The footprint can be copy/pasted or loaded into KiCAD's PCBNew:

Screenshot of the footprint in PCBNew

Wrapping up

You can reference and try out the full code from this article if you'd like. Note that the code is meant to be educational, so it isn't going to look like production-ready code. You can take a look at gingerbread.trace to see the concepts in this article adapted to a complete tool.

Hopefully this article has given some insight into raster-to-vector conversion and how Python can be used to glue together complex, powerful libraries to accomplish specific goals. While converting a single image to a KiCAD footprint goes a long way towards making PCB art, there is still much more that can be done.
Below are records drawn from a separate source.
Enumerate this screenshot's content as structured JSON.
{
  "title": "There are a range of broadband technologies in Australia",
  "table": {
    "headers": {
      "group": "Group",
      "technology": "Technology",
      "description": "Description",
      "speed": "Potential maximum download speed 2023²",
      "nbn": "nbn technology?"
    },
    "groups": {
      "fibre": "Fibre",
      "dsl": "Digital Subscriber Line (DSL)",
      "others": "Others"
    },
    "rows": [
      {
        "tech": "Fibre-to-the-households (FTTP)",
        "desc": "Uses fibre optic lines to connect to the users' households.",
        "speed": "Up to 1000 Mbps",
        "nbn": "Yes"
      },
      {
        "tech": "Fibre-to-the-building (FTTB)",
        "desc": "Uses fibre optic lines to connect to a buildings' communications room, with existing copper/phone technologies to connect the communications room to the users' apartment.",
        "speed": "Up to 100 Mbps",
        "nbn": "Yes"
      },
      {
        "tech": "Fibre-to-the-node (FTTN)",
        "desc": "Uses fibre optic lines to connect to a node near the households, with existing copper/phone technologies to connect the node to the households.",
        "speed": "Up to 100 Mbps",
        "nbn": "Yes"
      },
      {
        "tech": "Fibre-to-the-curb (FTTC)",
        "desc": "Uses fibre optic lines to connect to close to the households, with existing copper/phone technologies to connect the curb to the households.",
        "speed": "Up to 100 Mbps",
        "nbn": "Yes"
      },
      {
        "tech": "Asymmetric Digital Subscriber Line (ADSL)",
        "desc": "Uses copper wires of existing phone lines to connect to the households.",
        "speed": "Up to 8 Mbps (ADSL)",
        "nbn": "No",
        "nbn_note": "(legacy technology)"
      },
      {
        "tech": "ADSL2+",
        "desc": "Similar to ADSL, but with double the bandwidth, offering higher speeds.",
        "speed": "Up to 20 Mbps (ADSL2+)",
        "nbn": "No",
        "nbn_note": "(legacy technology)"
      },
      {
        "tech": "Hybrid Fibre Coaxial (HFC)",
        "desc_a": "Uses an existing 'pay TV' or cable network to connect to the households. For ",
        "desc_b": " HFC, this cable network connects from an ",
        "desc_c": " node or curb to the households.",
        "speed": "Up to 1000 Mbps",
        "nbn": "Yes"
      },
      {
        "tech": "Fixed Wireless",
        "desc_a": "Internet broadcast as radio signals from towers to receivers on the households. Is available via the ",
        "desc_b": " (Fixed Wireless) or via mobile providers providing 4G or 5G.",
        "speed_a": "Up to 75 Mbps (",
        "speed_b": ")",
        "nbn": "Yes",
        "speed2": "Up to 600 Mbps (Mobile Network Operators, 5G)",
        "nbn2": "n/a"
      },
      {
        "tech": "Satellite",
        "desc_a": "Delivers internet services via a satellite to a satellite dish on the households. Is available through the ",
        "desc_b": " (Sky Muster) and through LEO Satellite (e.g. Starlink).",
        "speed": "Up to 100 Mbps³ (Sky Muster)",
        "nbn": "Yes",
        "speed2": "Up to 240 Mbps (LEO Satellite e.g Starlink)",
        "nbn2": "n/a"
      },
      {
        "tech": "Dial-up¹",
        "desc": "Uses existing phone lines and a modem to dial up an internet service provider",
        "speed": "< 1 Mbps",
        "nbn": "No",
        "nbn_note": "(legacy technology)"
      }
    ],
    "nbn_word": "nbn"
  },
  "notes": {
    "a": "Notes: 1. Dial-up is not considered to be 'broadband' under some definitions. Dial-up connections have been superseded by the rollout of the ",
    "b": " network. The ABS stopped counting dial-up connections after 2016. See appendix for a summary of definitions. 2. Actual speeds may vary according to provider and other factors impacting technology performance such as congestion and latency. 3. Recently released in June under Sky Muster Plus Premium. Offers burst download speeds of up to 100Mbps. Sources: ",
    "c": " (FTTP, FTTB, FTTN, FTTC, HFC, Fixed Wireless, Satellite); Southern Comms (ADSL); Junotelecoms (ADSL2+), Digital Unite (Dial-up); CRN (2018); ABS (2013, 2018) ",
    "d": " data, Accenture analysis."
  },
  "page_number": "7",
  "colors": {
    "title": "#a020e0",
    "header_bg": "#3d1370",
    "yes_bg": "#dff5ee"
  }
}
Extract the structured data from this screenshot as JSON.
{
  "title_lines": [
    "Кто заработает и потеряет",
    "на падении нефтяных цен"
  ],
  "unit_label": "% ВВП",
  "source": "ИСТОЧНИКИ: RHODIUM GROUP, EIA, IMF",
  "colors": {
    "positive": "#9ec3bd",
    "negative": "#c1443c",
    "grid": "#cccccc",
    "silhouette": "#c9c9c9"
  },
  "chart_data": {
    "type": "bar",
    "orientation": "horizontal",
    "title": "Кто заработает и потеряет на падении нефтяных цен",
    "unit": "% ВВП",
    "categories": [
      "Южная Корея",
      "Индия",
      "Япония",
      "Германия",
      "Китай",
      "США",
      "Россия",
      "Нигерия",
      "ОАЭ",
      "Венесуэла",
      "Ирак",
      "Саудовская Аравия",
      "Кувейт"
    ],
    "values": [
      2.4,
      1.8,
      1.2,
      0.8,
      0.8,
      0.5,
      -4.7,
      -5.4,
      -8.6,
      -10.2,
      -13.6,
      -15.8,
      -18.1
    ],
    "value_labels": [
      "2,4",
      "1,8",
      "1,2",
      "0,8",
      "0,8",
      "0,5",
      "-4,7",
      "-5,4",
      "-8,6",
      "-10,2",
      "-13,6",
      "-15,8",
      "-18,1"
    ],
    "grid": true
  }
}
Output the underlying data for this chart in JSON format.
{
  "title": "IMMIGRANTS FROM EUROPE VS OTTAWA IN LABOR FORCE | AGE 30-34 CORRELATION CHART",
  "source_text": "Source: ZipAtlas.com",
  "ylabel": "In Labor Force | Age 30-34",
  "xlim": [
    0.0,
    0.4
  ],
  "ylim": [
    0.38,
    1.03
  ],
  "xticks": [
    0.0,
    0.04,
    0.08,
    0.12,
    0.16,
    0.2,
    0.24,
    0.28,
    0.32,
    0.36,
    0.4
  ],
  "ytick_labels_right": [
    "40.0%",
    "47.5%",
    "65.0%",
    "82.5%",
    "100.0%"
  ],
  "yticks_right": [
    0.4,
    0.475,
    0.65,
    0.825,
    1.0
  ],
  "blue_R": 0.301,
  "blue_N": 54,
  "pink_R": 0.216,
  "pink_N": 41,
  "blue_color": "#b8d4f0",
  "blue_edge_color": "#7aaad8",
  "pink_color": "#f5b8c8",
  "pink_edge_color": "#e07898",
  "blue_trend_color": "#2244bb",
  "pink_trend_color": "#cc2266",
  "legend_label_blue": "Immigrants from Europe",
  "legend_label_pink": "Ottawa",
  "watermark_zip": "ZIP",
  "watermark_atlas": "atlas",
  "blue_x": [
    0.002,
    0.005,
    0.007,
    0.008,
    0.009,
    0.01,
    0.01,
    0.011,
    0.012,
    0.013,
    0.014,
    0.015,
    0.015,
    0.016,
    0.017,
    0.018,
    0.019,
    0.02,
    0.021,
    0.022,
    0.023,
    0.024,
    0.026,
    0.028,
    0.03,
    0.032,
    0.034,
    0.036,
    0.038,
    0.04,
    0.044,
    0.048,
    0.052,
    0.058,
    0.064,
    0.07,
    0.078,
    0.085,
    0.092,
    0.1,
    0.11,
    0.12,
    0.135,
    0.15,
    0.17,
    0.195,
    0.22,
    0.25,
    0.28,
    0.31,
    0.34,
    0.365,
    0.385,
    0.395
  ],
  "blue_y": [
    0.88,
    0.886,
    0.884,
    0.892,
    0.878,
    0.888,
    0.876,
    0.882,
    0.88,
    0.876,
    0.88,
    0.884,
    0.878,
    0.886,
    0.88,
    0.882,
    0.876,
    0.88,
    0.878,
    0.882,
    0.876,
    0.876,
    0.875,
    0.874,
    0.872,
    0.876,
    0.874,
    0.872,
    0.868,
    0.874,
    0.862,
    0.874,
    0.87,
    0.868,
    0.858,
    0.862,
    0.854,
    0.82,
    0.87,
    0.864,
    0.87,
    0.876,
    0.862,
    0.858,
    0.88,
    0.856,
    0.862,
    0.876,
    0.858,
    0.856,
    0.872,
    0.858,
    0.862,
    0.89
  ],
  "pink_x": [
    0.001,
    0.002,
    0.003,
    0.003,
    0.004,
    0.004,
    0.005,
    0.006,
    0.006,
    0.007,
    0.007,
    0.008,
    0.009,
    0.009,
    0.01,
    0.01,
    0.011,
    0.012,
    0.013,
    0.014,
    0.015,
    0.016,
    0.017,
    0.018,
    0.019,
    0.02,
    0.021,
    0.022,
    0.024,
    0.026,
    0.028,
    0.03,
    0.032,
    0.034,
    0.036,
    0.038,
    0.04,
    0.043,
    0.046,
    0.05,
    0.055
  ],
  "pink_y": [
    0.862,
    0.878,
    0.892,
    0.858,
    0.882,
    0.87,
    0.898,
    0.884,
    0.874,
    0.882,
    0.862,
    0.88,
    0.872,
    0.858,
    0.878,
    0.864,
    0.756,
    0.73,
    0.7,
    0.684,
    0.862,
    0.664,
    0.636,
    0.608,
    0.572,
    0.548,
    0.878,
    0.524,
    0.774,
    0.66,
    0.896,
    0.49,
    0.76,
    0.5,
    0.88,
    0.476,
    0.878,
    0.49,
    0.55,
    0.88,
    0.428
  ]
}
In a future article, I'll discuss gingerbread.convert- a powerful tool that can convert an entire design consisting of multiple layers, drills, and complex board outlines.


  1. Typically, these are Gerber files for printed circuit boards. 

  2. KiCAD's bitmap2component calls this fragmentation

  3. KiCAD has a nice adaptive algorithm for this that's based on the overall length of the Bezier curve. I ported this to gingerbread.trace here

  4. I'm ignoring the tstamp and tedit fields for now, but they are just UUIDs

  5. 300 DPI is common for print design, whereas 72 DPI is common for digital design. In modern design software, DPI is really just a choice of how fine of a resolution you want to work with.